Dear Dirty America


No Space Shuttle Celebrations: Endeavour’s Journey Through South LA A Farce

October 05
11:30 2012
Los Angeles

The glorious passage of the space shuttle Endeavour is quickly becoming an embarrassing farce. Some might even call its journey through southern California an outrage. After the city allowed over 400 mature trees to be cut down along the streets leading to the California Science Center, residents of the various communities at least took solace in being able to enjoy the space shuttle parade.

Wild celebrations. An up close look for everybody who wanted to crowd the sidewalks and see. To be a part of this historical event. It might even bring good luck.

The behemoth space craft could have been dismantled, but that would have been a risk to the heat shields. Not that those shields will ever be needed again. Instead, the science center had the brilliant idea to chop down hundreds of trees along the way so the shuttle could squeeze through.

The upside for residents was twofold: the CSC would replant double the amount of trees it had chopped down, and the residents would get to see the shuttle, as a whole, rolling 2 mph through their neighborhood.

“It’s going to be one hell of a parade,” Mayor Villaraigosa said. Maybe he called it the “mother of all parades”. Either way, it doesn’t matter because he was talking out of his ass.

The bad news descended on Southern California like the stony eyes of the Angel of Death just before she blows her trumpet and balls of fire rain from the heavens. There would be no space shuttle parade. The LAPD is blocking off every sidewalk and street down which Endeavour will be pulled. Consider the news from a Real Source:

that excitement has turned to anger as officials clamped down on security and significantly reduced public access to the shuttle route. The Los Angeles Police Department announced this week it would close off most sidewalks along the way, making it difficult, if not impossible, for the public to see the shuttle go by.

So not only is Southern California 400 plus trees poorer, they will not even be permitted to take part in the “mother of all parades”. First of all, mother nature is getting shafted by the California Science Center and the LAPD with their wicked calls for crowd control during this hauling. Secondly, the people of So Cal are being highly disrespected.

They will be beaten and maced if they even get close to the shuttle. What a repugnant turn of events. This will be, of course, a matter of national security. If anybody even tries to get close to viewing Endeavour, they will be suspected of terrorism. Of trying to blow something up. Of conspiring to tamper with a precious American prize.

As Inglewood’s goofball director of city parks said, “…the city will be a part of this national endeavor.” But, of course, by “be a part” she meant mentally. It will be a great experience to imagine the space shuttle towed through your neighborhood. Just as good as seeing it. And long after, you won’t even have to imagine the lack of trees, or the dusty brown spots where they once stood. That part will be real. The LAPD will let you be a part of that for the next few decades, long after everybody forgets about Endeavour’s historic passage.

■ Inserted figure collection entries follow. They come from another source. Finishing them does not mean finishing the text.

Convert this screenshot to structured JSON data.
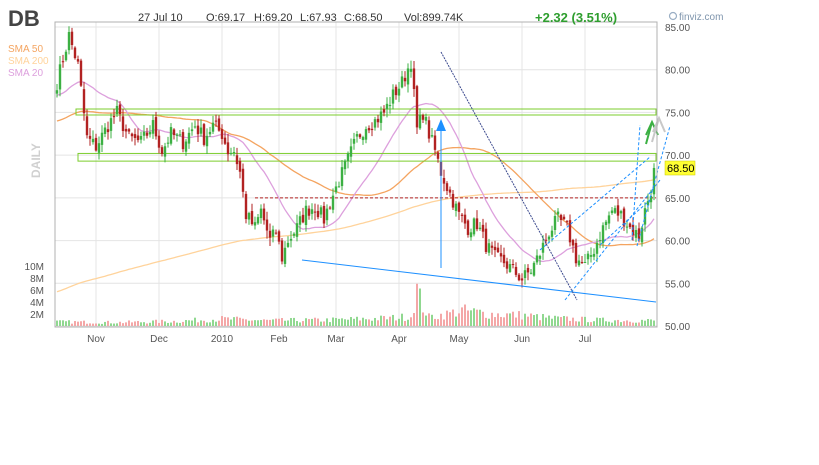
{
  "header": {
    "ticker": "DB",
    "date": "27 Jul 10",
    "open": "O:69.17",
    "high": "H:69.20",
    "low": "L:67.93",
    "close": "C:68.50",
    "volume": "Vol:899.74K",
    "change": "+2.32 (3.51%)",
    "brand": "finviz.com"
  },
  "legend": [
    {
      "label": "SMA 50",
      "color": "#f4a460"
    },
    {
      "label": "SMA 200",
      "color": "#ffd39b"
    },
    {
      "label": "SMA 20",
      "color": "#dda0dd"
    }
  ],
  "period_label": "DAILY",
  "last_price_label": "68.50",
  "colors": {
    "up": "#3cb043",
    "down": "#b22222",
    "vol_up": "#90d890",
    "vol_down": "#f4a7a7",
    "sma50": "#f4a460",
    "sma200": "#ffd39b",
    "sma20": "#dda0dd",
    "trend_blue": "#1e90ff",
    "trend_navy": "#3d4b8f",
    "support_band": "#7ccd2c",
    "dashed_red": "#b22222",
    "price_tag": "#ffff33"
  },
  "chart_data": {
    "type": "candlestick",
    "y_axis": {
      "range": [
        50,
        85
      ],
      "ticks": [
        50,
        55,
        60,
        65,
        70,
        75,
        80,
        85
      ],
      "tick_labels": [
        "50.00",
        "55.00",
        "60.00",
        "65.00",
        "70.00",
        "75.00",
        "80.00",
        "85.00"
      ]
    },
    "volume_axis": {
      "ticks": [
        "2M",
        "4M",
        "6M",
        "8M",
        "10M"
      ]
    },
    "x_labels": [
      "Nov",
      "Dec",
      "2010",
      "Feb",
      "Mar",
      "Apr",
      "May",
      "Jun",
      "Jul"
    ],
    "sessions": 200,
    "label_sessions": [
      13,
      34,
      55,
      74,
      93,
      114,
      134,
      155,
      176
    ],
    "anchors": [
      [
        0,
        78.5
      ],
      [
        4,
        84.0
      ],
      [
        7,
        80.5
      ],
      [
        10,
        72.0
      ],
      [
        13,
        71.0
      ],
      [
        17,
        73.5
      ],
      [
        20,
        75.0
      ],
      [
        24,
        72.0
      ],
      [
        28,
        71.5
      ],
      [
        32,
        73.5
      ],
      [
        35,
        70.5
      ],
      [
        38,
        72.5
      ],
      [
        42,
        71.5
      ],
      [
        46,
        73.5
      ],
      [
        49,
        72.0
      ],
      [
        52,
        73.5
      ],
      [
        55,
        72.5
      ],
      [
        57,
        70.5
      ],
      [
        59,
        70.5
      ],
      [
        61,
        68.0
      ],
      [
        63,
        63.0
      ],
      [
        66,
        61.5
      ],
      [
        68,
        63.5
      ],
      [
        71,
        60.0
      ],
      [
        73,
        61.0
      ],
      [
        75,
        58.0
      ],
      [
        77,
        60.0
      ],
      [
        80,
        61.5
      ],
      [
        83,
        63.5
      ],
      [
        86,
        64.0
      ],
      [
        89,
        62.5
      ],
      [
        91,
        64.5
      ],
      [
        94,
        67.0
      ],
      [
        97,
        69.5
      ],
      [
        100,
        72.0
      ],
      [
        103,
        73.5
      ],
      [
        106,
        74.0
      ],
      [
        109,
        75.0
      ],
      [
        112,
        77.0
      ],
      [
        115,
        78.5
      ],
      [
        118,
        81.0
      ],
      [
        120,
        73.0
      ],
      [
        122,
        75.0
      ],
      [
        124,
        72.5
      ],
      [
        126,
        70.5
      ],
      [
        128,
        68.0
      ],
      [
        131,
        65.5
      ],
      [
        134,
        63.0
      ],
      [
        137,
        61.5
      ],
      [
        140,
        62.0
      ],
      [
        143,
        59.5
      ],
      [
        146,
        58.0
      ],
      [
        149,
        57.5
      ],
      [
        152,
        56.5
      ],
      [
        155,
        55.5
      ],
      [
        158,
        56.5
      ],
      [
        161,
        58.5
      ],
      [
        164,
        61.0
      ],
      [
        167,
        62.5
      ],
      [
        170,
        61.5
      ],
      [
        173,
        58.0
      ],
      [
        176,
        57.0
      ],
      [
        179,
        59.0
      ],
      [
        182,
        61.5
      ],
      [
        185,
        63.5
      ],
      [
        188,
        63.0
      ],
      [
        191,
        61.5
      ],
      [
        194,
        60.5
      ],
      [
        196,
        63.5
      ],
      [
        198,
        66.0
      ],
      [
        199,
        68.5
      ]
    ],
    "volume_levels": [
      [
        0,
        0.7
      ],
      [
        20,
        0.6
      ],
      [
        40,
        0.8
      ],
      [
        55,
        1.2
      ],
      [
        70,
        0.9
      ],
      [
        90,
        1.0
      ],
      [
        110,
        1.3
      ],
      [
        118,
        1.6
      ],
      [
        120,
        6.0
      ],
      [
        122,
        3.2
      ],
      [
        124,
        1.5
      ],
      [
        130,
        2.0
      ],
      [
        135,
        2.6
      ],
      [
        140,
        2.3
      ],
      [
        145,
        2.0
      ],
      [
        155,
        1.8
      ],
      [
        165,
        1.3
      ],
      [
        180,
        1.0
      ],
      [
        199,
        0.9
      ]
    ]
  }
}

I, for one, feel it’s awfully ridiculous to even get excited about a space shuttle dragged through my neighborhood, especially when it means losing all the grand old trees that shade and add value to the area. I’d be outraged if that happened on my block. I’d say, Piss on your space shuttle.

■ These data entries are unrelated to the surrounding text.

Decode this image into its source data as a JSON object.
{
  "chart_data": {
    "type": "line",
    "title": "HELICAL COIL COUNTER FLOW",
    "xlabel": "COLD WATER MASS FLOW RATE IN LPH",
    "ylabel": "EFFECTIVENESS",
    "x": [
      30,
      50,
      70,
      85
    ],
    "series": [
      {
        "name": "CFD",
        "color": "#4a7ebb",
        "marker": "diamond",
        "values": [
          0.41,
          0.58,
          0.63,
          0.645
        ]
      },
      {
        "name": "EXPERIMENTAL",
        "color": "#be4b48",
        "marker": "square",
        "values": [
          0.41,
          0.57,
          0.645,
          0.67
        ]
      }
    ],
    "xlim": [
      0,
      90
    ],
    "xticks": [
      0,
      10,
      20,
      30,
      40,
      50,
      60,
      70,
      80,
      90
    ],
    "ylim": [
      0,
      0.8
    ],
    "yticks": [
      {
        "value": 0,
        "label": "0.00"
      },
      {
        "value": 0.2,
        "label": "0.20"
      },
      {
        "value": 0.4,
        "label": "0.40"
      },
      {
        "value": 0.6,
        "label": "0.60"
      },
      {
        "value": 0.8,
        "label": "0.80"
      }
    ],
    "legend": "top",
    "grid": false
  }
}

In fact, the unholy, unreasonable part of my person boldly wishes the space shuttle would tip over and its heat shields busted to pieces. Let the jackasses from the California Science Center wail in the street and fall to their knees and heave into the skies calls for solace from God. Even scientists believe in God when catastrophe strikes.

Imagine a dinky shiny metal disc hovering over the spacecraft as it’s pulled through the now treeless streets. The LAPD would suddenly be preoccupied with watching the UFO instead of cracking the heads of unwanted spectators. What the hell is that? Good God, Mother Mary, is that a flying saucer? And then a beam of light shines onto the dulled white top of Endeavour. The giant space shuttle is hefted like a toy one hundred feet into the air, and then dropped like a lead weight onto the street below.

That might register a 1.0 earthquake. The crunch. The crash. Nothing this area can’t handle. Nobody would feel it. But everybody would say the California Science Center and the various city officials who approved of the massive tree cutting, and the banned parade celebrations had gotten what was coming to them.

It’s called karma, you pricks. If you think that’s too harsh a word for these people, you’re wrong. To obliterate the environment and atmosphere for a 12-mile stretch through your city just to house your space shuttle without ruining its heat shields is reckless and greedy. It’s an awful act to provoke mother nature, and it’s almost as bad when you slight the residents of the neighborhoods that surround you.

That goddamned space shuttle. What a curse!